Today’s post was written by my friend Brett Reichel, another great Loan Officer here at Pacific Residential Mortgage. Thanks Brett!
Your Senator and Congressman hate the yield spread premium…..because they don’t understand it, and they don’t understand why a yield spread premium could be beneficial to a borrower.
A yield spread premium is the only time that your mortgage lender will pay you! That’s correct it’s an opportunity to GET money from your mortgage lender. But why would your mortgage lender pay you money?
A mortgage lender pays a yield spread premium to a borrower when the borrower accepts a higher interest rate. The lender can sell the loan for more money at a higher interest rate, and they pay money to a borrower to induce them to take a higher interest rate.
Why would a borrower accept a higher interest rate? There are actually several reasons.
1 – Closing costs are expensive. A borrower might take a higher rate to offset their closing costs so that they have to bring less money into closing.
2 – The borrower might have a short-term ownership in mind. Oftentimes, if you are planning on staying in the house only 4 to 7 years (the math varies), it makes sense to take the yield spread premium and higher interest rate. It can take 4 to 7 years for the payment savings to add up to the amount of money you can get credited to your closing costs.

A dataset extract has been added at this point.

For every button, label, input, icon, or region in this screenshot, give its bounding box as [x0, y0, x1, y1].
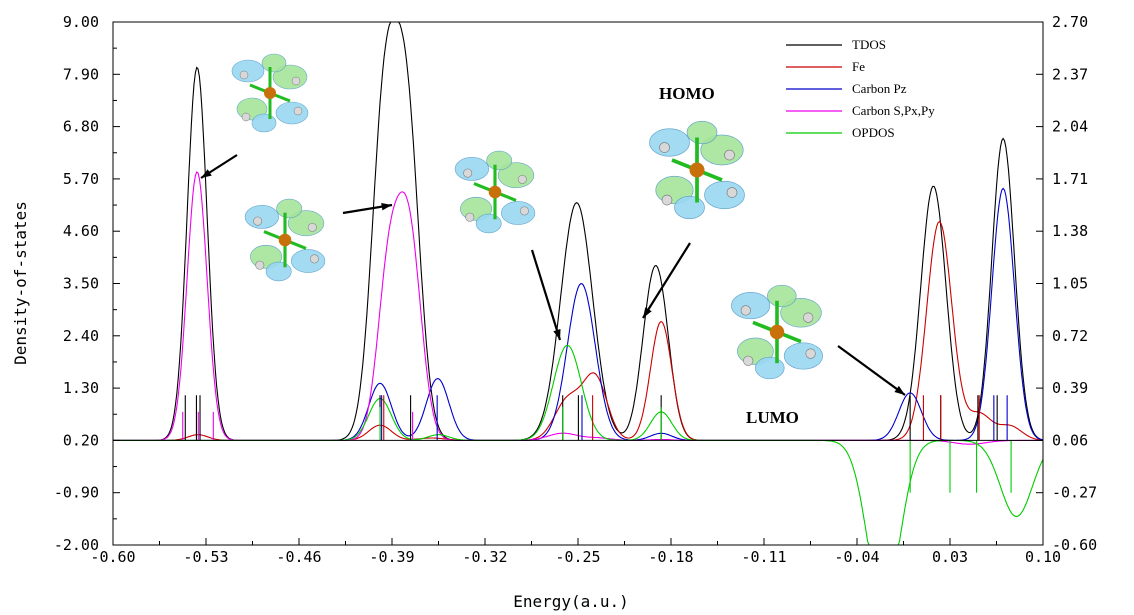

3 – Sometimes, as amazing as it sounds, a higher interest rate can result in a lower monthly payment. How? By taking a yield spread premium and buying a single-premium mortgage insurance policy. This strategy eliminates more expensive monthly mortgage insurance and can result in huge savings in some circumstances.
So, despite what Grand-dad, your Senator and Congressman say, sometimes it’s smarter to take a higher interest rate and use the yield spread premium to better your financial situation!